Een laatste, niet geheel onbelangrijk, onderdeel betreft het verdienmodel van de adviseurs. Een nieuwe werkmethodiek zal alleen kunnen werken indien de werkzaamheden en de verantwoordelijkheden in evenwicht zijn met de vergoeding die de adviseurs hiervoor krijgen. Bij ontwerpproces met een BIM zijn de bestaande honoreringsmodellen achterhaald. Dit komt met name doordat een BIM zorgt voor de volgende wijzigingen:
a. Werkzaamheden verschuiven
De werkzaamheden van de adviseurs verschuiven in het ontwerpproces. Liggen bij een traditioneel ontwerp de grootste inspanningen van een adviseur met name bij het Definitief en Technisch ontwerp, bij een BIM-georiënteerd ontwerp worden de fases Schets en Voorontwerp veel zwaarder omdat de initiële werkzaamheden (het opzetten van het model) bij een BIM vele malen meer werk vragen. Uiteindelijk wordt wel een deel van deze inspanning weer in de fase Definitief en Technisch Ontwerp teruggewonnen, maar het totaal zal een grotere inspanning van de adviseurs vragen (zie figuur op de volgende pagina).
b. Verantwoordelijkheden c.q. aansprakelijkheid
BIM maakt het mogelijk deze informatie toe te voegen en met behulp van standaard bibliotheken zal dit ook gaan gebeuren, maar wie is uiteindelijke verantwoordelijk voor de correctheid van deze informatie in de uitvoering. De adviseur die (indirect) deze informatie aanlevert of heeft de uitvoerende partij hier uiteindelijk nog een controlerende functie in. Onduidelijk is nog hoe het exact met de aansprakelijkheid van de adviseurs gaat lopen door de toevoeging van extra informatie in het model. Mogelijk wordt er voor de uitvoerende partij vanuit het complete BIM een aparte ‘aanbestedings-BIM’ gemaakt waaruit alle extra informatie is uitgehaald zodat het gevaar op aansprakelijkheid van de adviseur wordt beperkt.

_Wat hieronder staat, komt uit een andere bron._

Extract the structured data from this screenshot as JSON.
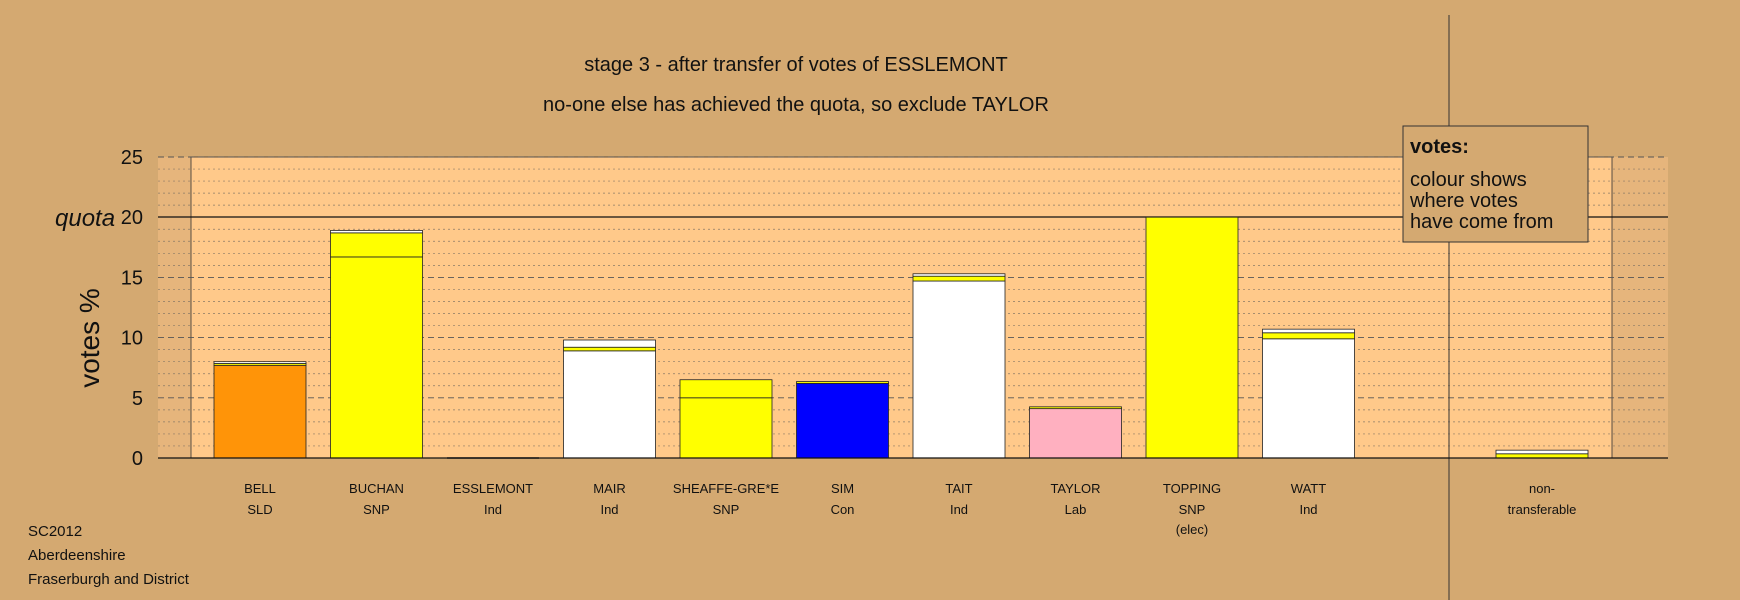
{
  "chart_data": {
    "type": "bar",
    "title": "stage 3 - after transfer of votes of ESSLEMONT",
    "subtitle": "no-one else has achieved the quota, so exclude TAYLOR",
    "ylabel": "votes %",
    "ylim": [
      0,
      25
    ],
    "yticks": [
      0,
      5,
      10,
      15,
      20,
      25
    ],
    "quota": 20,
    "quota_label": "quota",
    "grid": true,
    "categories": [
      {
        "name": "BELL",
        "party": "SLD",
        "note": ""
      },
      {
        "name": "BUCHAN",
        "party": "SNP",
        "note": ""
      },
      {
        "name": "ESSLEMONT",
        "party": "Ind",
        "note": ""
      },
      {
        "name": "MAIR",
        "party": "Ind",
        "note": ""
      },
      {
        "name": "SHEAFFE-GRE*E",
        "party": "SNP",
        "note": ""
      },
      {
        "name": "SIM",
        "party": "Con",
        "note": ""
      },
      {
        "name": "TAIT",
        "party": "Ind",
        "note": ""
      },
      {
        "name": "TAYLOR",
        "party": "Lab",
        "note": ""
      },
      {
        "name": "TOPPING",
        "party": "SNP",
        "note": "(elec)"
      },
      {
        "name": "WATT",
        "party": "Ind",
        "note": ""
      }
    ],
    "bars": [
      {
        "segments": [
          {
            "value": 7.7,
            "color": "#FF9408"
          },
          {
            "value": 0.15,
            "color": "#FFFF00"
          },
          {
            "value": 0.15,
            "color": "#FFFFFF"
          }
        ]
      },
      {
        "segments": [
          {
            "value": 16.7,
            "color": "#FFFF00"
          },
          {
            "value": 2.0,
            "color": "#FFFF00"
          },
          {
            "value": 0.2,
            "color": "#FFFFFF"
          }
        ]
      },
      {
        "segments": []
      },
      {
        "segments": [
          {
            "value": 8.9,
            "color": "#FFFFFF"
          },
          {
            "value": 0.3,
            "color": "#FFFF00"
          },
          {
            "value": 0.6,
            "color": "#FFFFFF"
          }
        ]
      },
      {
        "segments": [
          {
            "value": 5.0,
            "color": "#FFFF00"
          },
          {
            "value": 1.5,
            "color": "#FFFF00"
          }
        ]
      },
      {
        "segments": [
          {
            "value": 6.2,
            "color": "#0000FF"
          },
          {
            "value": 0.15,
            "color": "#FFFF00"
          }
        ]
      },
      {
        "segments": [
          {
            "value": 14.7,
            "color": "#FFFFFF"
          },
          {
            "value": 0.4,
            "color": "#FFFF00"
          },
          {
            "value": 0.2,
            "color": "#FFFFFF"
          }
        ]
      },
      {
        "segments": [
          {
            "value": 4.1,
            "color": "#FFB0C0"
          },
          {
            "value": 0.15,
            "color": "#FFFF00"
          }
        ]
      },
      {
        "segments": [
          {
            "value": 20.0,
            "color": "#FFFF00"
          }
        ]
      },
      {
        "segments": [
          {
            "value": 9.9,
            "color": "#FFFFFF"
          },
          {
            "value": 0.5,
            "color": "#FFFF00"
          },
          {
            "value": 0.3,
            "color": "#FFFFFF"
          }
        ]
      }
    ],
    "nontransferable": {
      "label_line1": "non-",
      "label_line2": "transferable",
      "segments": [
        {
          "value": 0.35,
          "color": "#FFFF00"
        },
        {
          "value": 0.3,
          "color": "#FFFFFF"
        }
      ]
    }
  },
  "legend": {
    "title": "votes:",
    "lines": [
      "colour shows",
      "where votes",
      "have come from"
    ]
  },
  "footer": {
    "lines": [
      "SC2012",
      "Aberdeenshire",
      "Fraserburgh and District"
    ]
  },
  "colors": {
    "background": "#D4A971",
    "plot_background": "#FFC98A",
    "plot_side": "#E6B57C"
  }
}
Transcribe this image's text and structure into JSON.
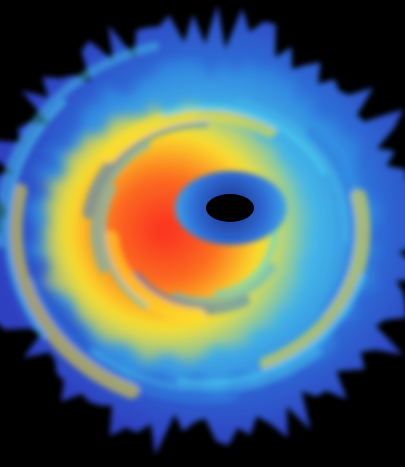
{
  "image": {
    "background_color": "#000000",
    "palette": {
      "outer_blue": "#2f3fbf",
      "mid_blue": "#2f7fdf",
      "light_blue": "#44b6e8",
      "cyan": "#4cd8f2",
      "yellow": "#ffe12a",
      "orange": "#ff8a1a",
      "red": "#ff2a1a",
      "deep_blue": "#1f2a88",
      "core_black": "#000000"
    }
  }
}
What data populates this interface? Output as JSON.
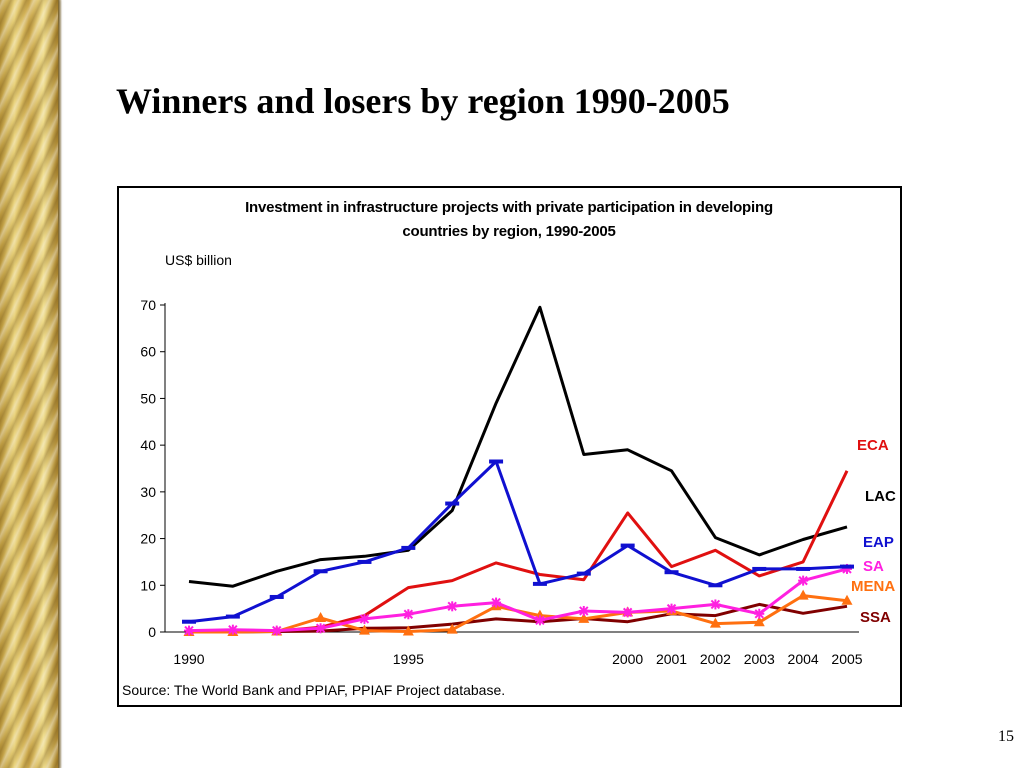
{
  "slide": {
    "title": "Winners and losers by region 1990-2005",
    "page_number": "15"
  },
  "chart_data": {
    "type": "line",
    "title": "Investment in infrastructure projects with private participation in developing countries by region, 1990-2005",
    "title_lines": [
      "Investment in infrastructure projects with private participation in developing",
      "countries by region, 1990-2005"
    ],
    "unit_label": "US$ billion",
    "source": "Source: The World Bank and PPIAF, PPIAF Project database.",
    "x": [
      1990,
      1991,
      1992,
      1993,
      1994,
      1995,
      1996,
      1997,
      1998,
      1999,
      2000,
      2001,
      2002,
      2003,
      2004,
      2005
    ],
    "x_tick_labels": [
      "1990",
      "1995",
      "2000",
      "2001",
      "2002",
      "2003",
      "2004",
      "2005"
    ],
    "x_tick_values": [
      1990,
      1995,
      2000,
      2001,
      2002,
      2003,
      2004,
      2005
    ],
    "ylim": [
      0,
      70
    ],
    "y_ticks": [
      0,
      10,
      20,
      30,
      40,
      50,
      60,
      70
    ],
    "grid": false,
    "series": [
      {
        "name": "LAC",
        "color": "#000000",
        "marker": "none",
        "values": [
          10.8,
          9.8,
          13.0,
          15.5,
          16.2,
          17.5,
          26.0,
          49.0,
          69.5,
          38.0,
          39.0,
          34.5,
          20.2,
          16.5,
          19.8,
          22.5
        ]
      },
      {
        "name": "ECA",
        "color": "#e01010",
        "marker": "none",
        "values": [
          0.1,
          0.1,
          0.2,
          1.0,
          3.5,
          9.5,
          11.0,
          14.8,
          12.3,
          11.2,
          25.5,
          14.0,
          17.5,
          12.0,
          15.0,
          34.5
        ]
      },
      {
        "name": "EAP",
        "color": "#1010d0",
        "marker": "dash",
        "values": [
          2.2,
          3.3,
          7.5,
          13.0,
          15.0,
          18.0,
          27.5,
          36.5,
          10.3,
          12.5,
          18.5,
          12.8,
          10.0,
          13.5,
          13.5,
          14.0
        ]
      },
      {
        "name": "SA",
        "color": "#ff20e0",
        "marker": "star",
        "values": [
          0.3,
          0.5,
          0.3,
          0.8,
          2.8,
          3.8,
          5.5,
          6.3,
          2.5,
          4.5,
          4.2,
          5.0,
          5.9,
          3.9,
          11.0,
          13.5
        ]
      },
      {
        "name": "MENA",
        "color": "#ff7010",
        "marker": "triangle",
        "values": [
          0.0,
          0.0,
          0.1,
          3.0,
          0.3,
          0.1,
          0.5,
          5.5,
          3.5,
          2.8,
          4.2,
          4.5,
          1.8,
          2.1,
          7.8,
          6.7
        ]
      },
      {
        "name": "SSA",
        "color": "#800000",
        "marker": "none",
        "values": [
          0.0,
          0.0,
          0.1,
          0.2,
          0.8,
          0.9,
          1.7,
          2.8,
          2.2,
          2.9,
          2.2,
          3.9,
          3.5,
          5.9,
          4.0,
          5.5
        ]
      }
    ]
  }
}
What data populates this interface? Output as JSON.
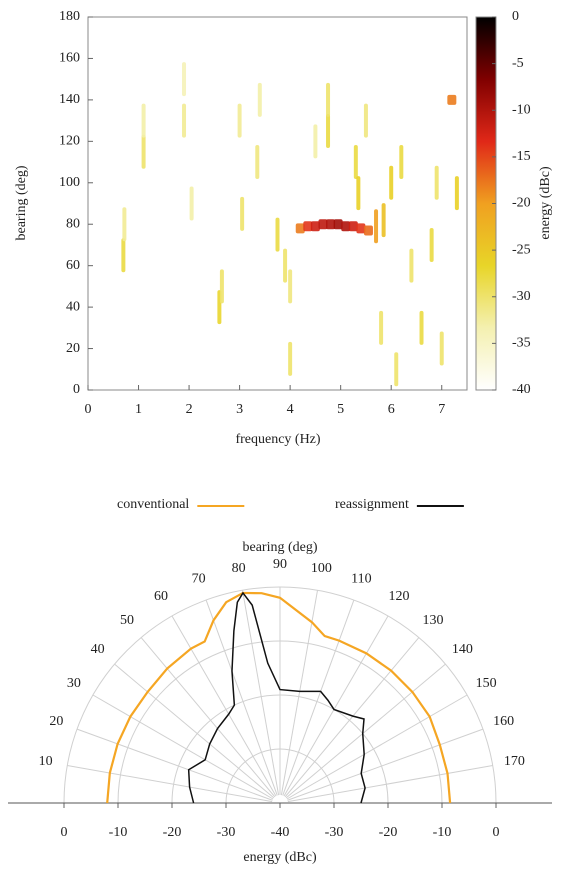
{
  "chart_data": [
    {
      "type": "heatmap",
      "x_label": "frequency (Hz)",
      "y_label": "bearing (deg)",
      "colorbar_label": "energy (dBc)",
      "x": [
        4.2,
        4.35,
        4.5,
        4.65,
        4.8,
        4.95,
        5.1,
        5.25,
        5.4,
        5.55,
        5.7,
        5.85,
        0.7,
        0.72,
        1.1,
        1.1,
        1.9,
        1.9,
        2.6,
        2.65,
        3.05,
        3.0,
        3.35,
        3.4,
        3.75,
        3.9,
        4.0,
        4.0,
        4.5,
        4.75,
        4.75,
        5.3,
        5.35,
        5.5,
        5.8,
        6.0,
        6.2,
        6.4,
        6.6,
        6.8,
        6.9,
        7.2,
        7.3,
        7.0,
        6.1,
        2.05
      ],
      "y": [
        78,
        79,
        79,
        80,
        80,
        80,
        79,
        79,
        78,
        77,
        79,
        82,
        65,
        80,
        115,
        130,
        130,
        150,
        40,
        50,
        85,
        130,
        110,
        140,
        75,
        60,
        50,
        15,
        120,
        125,
        140,
        110,
        95,
        130,
        30,
        100,
        110,
        60,
        30,
        70,
        100,
        140,
        95,
        20,
        10,
        90
      ],
      "values": [
        -18,
        -14,
        -12,
        -11,
        -10,
        -9,
        -10,
        -12,
        -14,
        -17,
        -20,
        -24,
        -28,
        -32,
        -30,
        -33,
        -32,
        -34,
        -27,
        -30,
        -30,
        -32,
        -31,
        -33,
        -28,
        -30,
        -31,
        -30,
        -33,
        -28,
        -30,
        -28,
        -26,
        -31,
        -30,
        -26,
        -28,
        -30,
        -28,
        -28,
        -30,
        -18,
        -26,
        -30,
        -30,
        -33
      ],
      "xlim": [
        0,
        7.5
      ],
      "xticks": [
        0,
        1,
        2,
        3,
        4,
        5,
        6,
        7
      ],
      "ylim": [
        0,
        180
      ],
      "yticks": [
        0,
        20,
        40,
        60,
        80,
        100,
        120,
        140,
        160,
        180
      ],
      "zlim": [
        -40,
        0
      ],
      "zticks": [
        0,
        -5,
        -10,
        -15,
        -20,
        -25,
        -30,
        -35,
        -40
      ],
      "colormap": [
        "#ffffff",
        "#f4f0b0",
        "#e8d528",
        "#f0a020",
        "#e02818",
        "#800000",
        "#000000"
      ]
    },
    {
      "type": "polar",
      "title": "bearing (deg)",
      "x_label": "energy (dBc)",
      "legend": "top",
      "series": [
        {
          "name": "conventional",
          "color": "#f5a623",
          "x": [
            0,
            10,
            20,
            30,
            40,
            50,
            60,
            65,
            70,
            75,
            80,
            85,
            90,
            100,
            105,
            110,
            120,
            130,
            140,
            150,
            160,
            170,
            180
          ],
          "values": [
            -8,
            -8,
            -8,
            -8,
            -8,
            -7.5,
            -7,
            -7,
            -4,
            -1.5,
            -0.5,
            -1,
            -2,
            -6,
            -8,
            -8,
            -8,
            -8,
            -8,
            -8,
            -8.5,
            -8.5,
            -8.5
          ]
        },
        {
          "name": "reassignment",
          "color": "#111111",
          "x": [
            0,
            10,
            20,
            30,
            40,
            50,
            60,
            65,
            70,
            75,
            78,
            80,
            82,
            85,
            90,
            100,
            110,
            115,
            120,
            130,
            135,
            140,
            150,
            160,
            170,
            180
          ],
          "values": [
            -24,
            -23,
            -22,
            -24,
            -23,
            -22,
            -21,
            -20,
            -14,
            -7,
            -2,
            -0.5,
            -3,
            -14,
            -19,
            -19,
            -18,
            -19,
            -20,
            -19,
            -18,
            -20,
            -22,
            -24,
            -24,
            -25
          ]
        }
      ],
      "xlim": [
        0,
        180
      ],
      "xticks": [
        10,
        20,
        30,
        40,
        50,
        60,
        70,
        80,
        90,
        100,
        110,
        120,
        130,
        140,
        150,
        160,
        170
      ],
      "rlim": [
        -40,
        0
      ],
      "rticks": [
        -40,
        -30,
        -20,
        -10,
        0
      ]
    }
  ]
}
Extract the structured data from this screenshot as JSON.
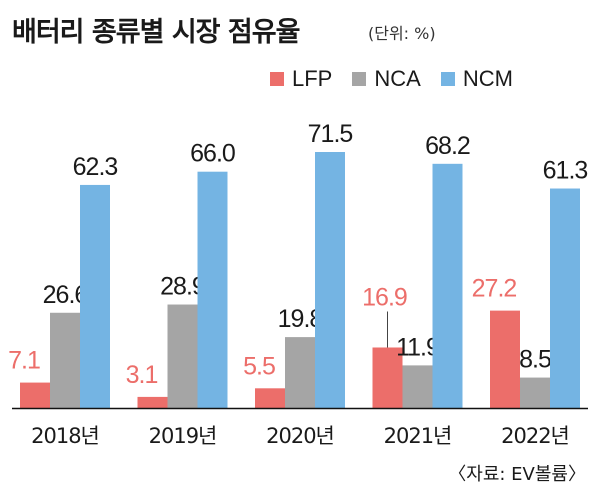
{
  "header": {
    "title": "배터리 종류별 시장 점유율",
    "unit": "(단위: %)"
  },
  "legend": [
    {
      "label": "LFP",
      "color": "#ec6e6a"
    },
    {
      "label": "NCA",
      "color": "#a5a5a5"
    },
    {
      "label": "NCM",
      "color": "#74b4e3"
    }
  ],
  "source": "〈자료: EV볼륨〉",
  "chart_data": {
    "type": "bar",
    "categories": [
      "2018년",
      "2019년",
      "2020년",
      "2021년",
      "2022년"
    ],
    "series": [
      {
        "name": "LFP",
        "values": [
          7.1,
          3.1,
          5.5,
          16.9,
          27.2
        ],
        "labels": [
          "7.1",
          "3.1",
          "5.5",
          "16.9",
          "27.2"
        ],
        "color": "#ec6e6a",
        "label_color": "#ec6e6a"
      },
      {
        "name": "NCA",
        "values": [
          26.6,
          28.9,
          19.8,
          11.9,
          8.5
        ],
        "labels": [
          "26.6",
          "28.9",
          "19.8",
          "11.9",
          "8.5"
        ],
        "color": "#a5a5a5",
        "label_color": "#1a1a1a"
      },
      {
        "name": "NCM",
        "values": [
          62.3,
          66.0,
          71.5,
          68.2,
          61.3
        ],
        "labels": [
          "62.3",
          "66.0",
          "71.5",
          "68.2",
          "61.3"
        ],
        "color": "#74b4e3",
        "label_color": "#1a1a1a"
      }
    ],
    "ylim": [
      0,
      72
    ],
    "grid": false,
    "legend_position": "top-right"
  }
}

Als laatste speelt hierin ook nog dat we uiteindelijk naar één model gaan waarvoor meerdere adviseurs input leveren, duidelijk moet hierin ook zijn wie verantwoordelijke (en daarbij aansprakelijk) is voor welke informatie. Al dan meer een reden om een onafhankelijke BIM-manager te hebben die hierop toe gaat zien. Afhankelijk van de verantwoordelijkheid en aansprakelijkheid die de adviseur hierin neemt, zal hierop ook de honorering moeten worden aangepast. Voor de adviseurs zal hiervoor een nieuw honoreringsstelsel moeten komen, die ook geaccepteerd wordt door de opdrachtgevers. Waarschijnlijk zullen de adviseurskosten (met name in de vroege fase van het ontwerpproces) toenemen, maar zal de opdrachtgever dit uiteindelijk terugverdienen in de planning en het beperken van risico’s en faalkosten.
BIM wordt de standaard!
Uiteindelijk zal er voor elk project gebruik worden gemaakt van een BIM of een afgeleide vorm hiervan. Om het geheel in perspectief te plaatsen is het belangrijk om op te merken dat een BIM zorgt voor een omslag binnen het proces dat groter is dan de stap van de tekentafel naar het tekenen op de computer. Het gaat hier namelijk niet alleen om een technische aanpassing in het ontwerpproces, maar ook een aanpassing in de samenwerking, het organiseren én delen van informatie. Bij de omgang van de tekentafel naar de computer is door veel bureaus gezocht naar de beste aanpak en de standaard van werken. Hiervoor is door deze bureaus aanzienlijk wat leergeld betaald, maar deze pioniersfase heeft er wel toe geleid dat nu elk project met een CAD-programma wordt uitgewerkt.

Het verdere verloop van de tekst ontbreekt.